Drawing on the intellectual legacy of the proponents of the Scottish Enlightenment, the Austrian economist Friedrich Hayek showed that it was not possible to centrally plan complex social systems because the planners in charge did not have sufficient information. Soviet central planning, for instance, was unsustainable because it could not rely on the price system to point out the real needs of the economy. The best social systems develop through a process of trial and error called “evolution.”
Such evolution, however, is exactly what the European Constitution undermines. With the exception of direct taxes and foreign policy, virtually all of the social and economic policies of the EU states will be “harmonized” at the pan-European level. Whatever Schumpeterian “creative destruction” of the competitive process remains among the European states, will be eroded through recourse to the concepts of disloyalty and competitive distortion-those Trojan Horses cleverly included in the Constitutional draft.

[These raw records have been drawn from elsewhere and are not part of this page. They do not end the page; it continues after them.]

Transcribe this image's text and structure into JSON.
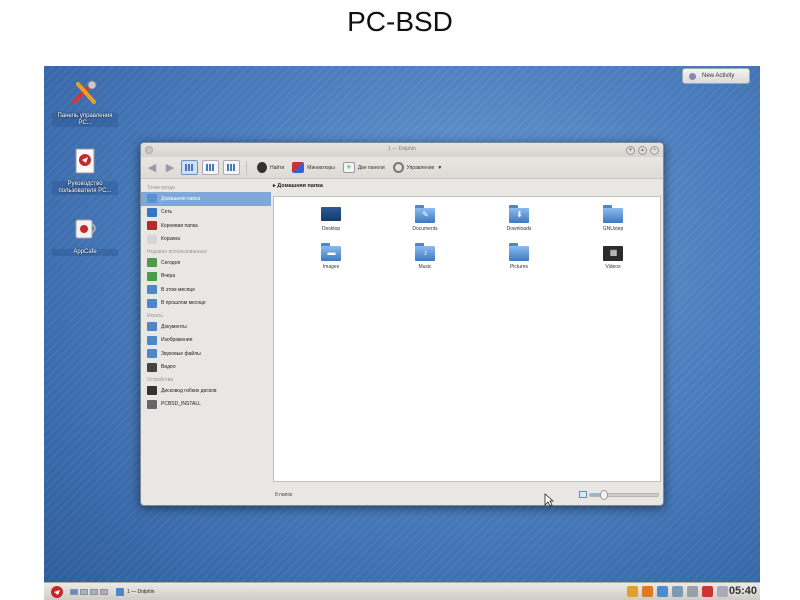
{
  "slide": {
    "title": "PC-BSD"
  },
  "desktop": {
    "icons": [
      {
        "label": "Панель управления PC...",
        "icon": "control-panel-icon"
      },
      {
        "label": "Руководство пользователя PC...",
        "icon": "handbook-icon"
      },
      {
        "label": "AppCafe",
        "icon": "appcafe-icon"
      }
    ],
    "new_activity": "New Activity"
  },
  "window": {
    "title": "1 — Dolphin",
    "toolbar": {
      "find": "Найти",
      "preview": "Миниатюры",
      "split": "Две панели",
      "control": "Управление"
    },
    "breadcrumb": "Домашняя папка",
    "sidebar": {
      "sections": [
        {
          "title": "Точки входа",
          "items": [
            {
              "label": "Домашняя папка",
              "selected": true,
              "color": "#5a8fd0"
            },
            {
              "label": "Сеть",
              "color": "#3a74c2"
            },
            {
              "label": "Корневая папка",
              "color": "#b82a2a"
            },
            {
              "label": "Корзина",
              "color": "#d6d6d6"
            }
          ]
        },
        {
          "title": "Недавно использованные",
          "items": [
            {
              "label": "Сегодня",
              "color": "#4b9b4b"
            },
            {
              "label": "Вчера",
              "color": "#4b9b4b"
            },
            {
              "label": "В этом месяце",
              "color": "#4f86c6"
            },
            {
              "label": "В прошлом месяце",
              "color": "#4f86c6"
            }
          ]
        },
        {
          "title": "Искать",
          "items": [
            {
              "label": "Документы",
              "color": "#4f86c6"
            },
            {
              "label": "Изображения",
              "color": "#4f86c6"
            },
            {
              "label": "Звуковые файлы",
              "color": "#4f86c6"
            },
            {
              "label": "Видео",
              "color": "#444444"
            }
          ]
        },
        {
          "title": "Устройства",
          "items": [
            {
              "label": "Дисковод гибких дисков",
              "color": "#333333"
            },
            {
              "label": "PCBSD_INSTALL",
              "color": "#666666"
            }
          ]
        }
      ]
    },
    "files": [
      {
        "name": "Desktop",
        "kind": "desktop"
      },
      {
        "name": "Documents",
        "kind": "folder",
        "emblem": "✎"
      },
      {
        "name": "Downloads",
        "kind": "folder",
        "emblem": "⬇"
      },
      {
        "name": "GNUstep",
        "kind": "folder",
        "emblem": ""
      },
      {
        "name": "Images",
        "kind": "folder",
        "emblem": "▬"
      },
      {
        "name": "Music",
        "kind": "folder",
        "emblem": "♪"
      },
      {
        "name": "Pictures",
        "kind": "folder",
        "emblem": ""
      },
      {
        "name": "Videos",
        "kind": "video",
        "emblem": "▦"
      }
    ],
    "status": {
      "count": "8 папок",
      "zoom_percent": 20
    }
  },
  "taskbar": {
    "task": "1 — Dolphin",
    "clock": "05:40",
    "tray_colors": [
      "#e0a030",
      "#e07a20",
      "#4b8bd0",
      "#7a9ab8",
      "#9aa0a8",
      "#c33",
      "#aab"
    ]
  }
}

From an economic perspective, it is not clear why the EU should be heavily centralized. The free market is perfectly capable of increasing European standards of living without the need to regulate the shape of bananas, the size of peaches, and the width of carrots, as some of the more infamous EU laws do. If, on the other hand, the reason for the European Constitution is a political one — namely to check the power of the United States — then there are clear lessons that the Europeans ought to learn from the American Founding Fathers.
The American Constitution has 4,500 words, barely enough to fill 17 A‑4 sized pages. Remarkably, it has been relatively successful, undergoing only modest changes over the past 200 years. It was under the authority of that sparsely worded document that the United States emerged as the world’s only economic and political superpower. But the difference between the two documents goes beyond their respective lengths. Instead of proscribing competition, the American Constitution encourages it. The powers of the central government are “delegated, enumerated, and thus limited.” There are few loose ends.

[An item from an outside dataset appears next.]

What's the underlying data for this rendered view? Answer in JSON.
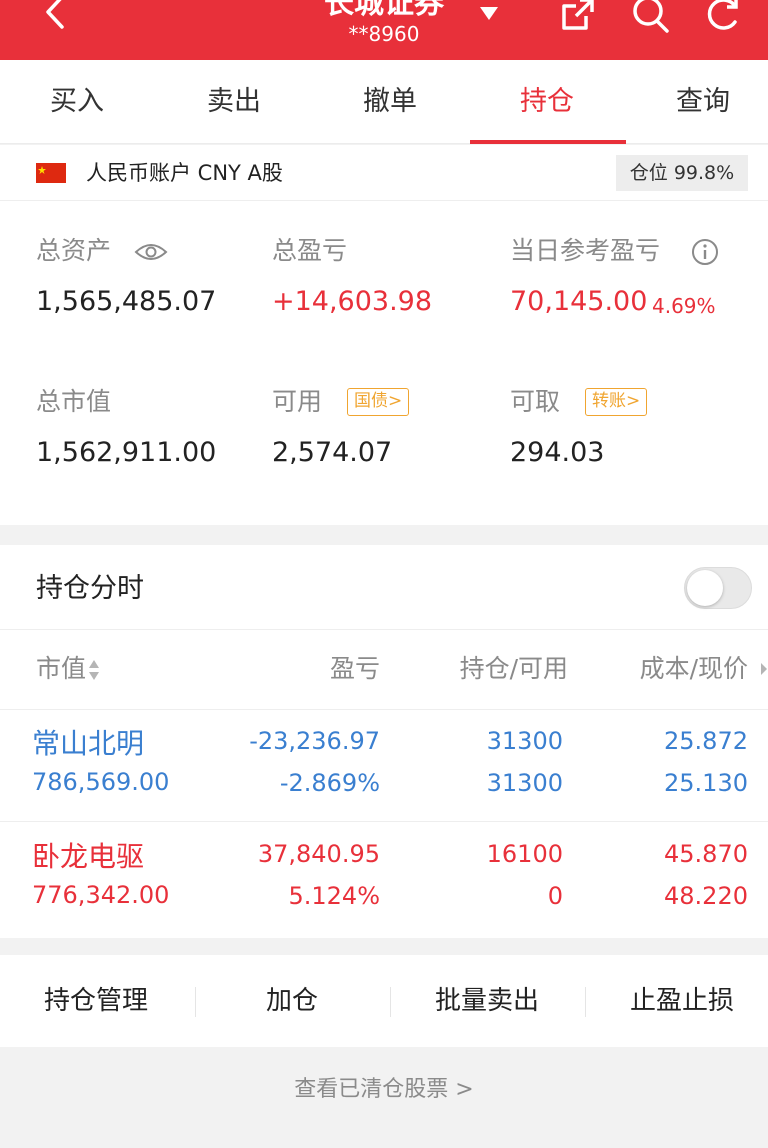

Why did the Founding Fathers go to all the trouble of delineating the powers of the central government so precisely?
Because they understood only too well that the biggest obstacle to humanity’s material and social progress was a distant and unaccountable government. It was that form of government that the Americans fought during the War of Independence. It is that form of government that will now be imposed on the European public. What a pity that Europe could not produce the likes of Jefferson and Madison to guide them into the future.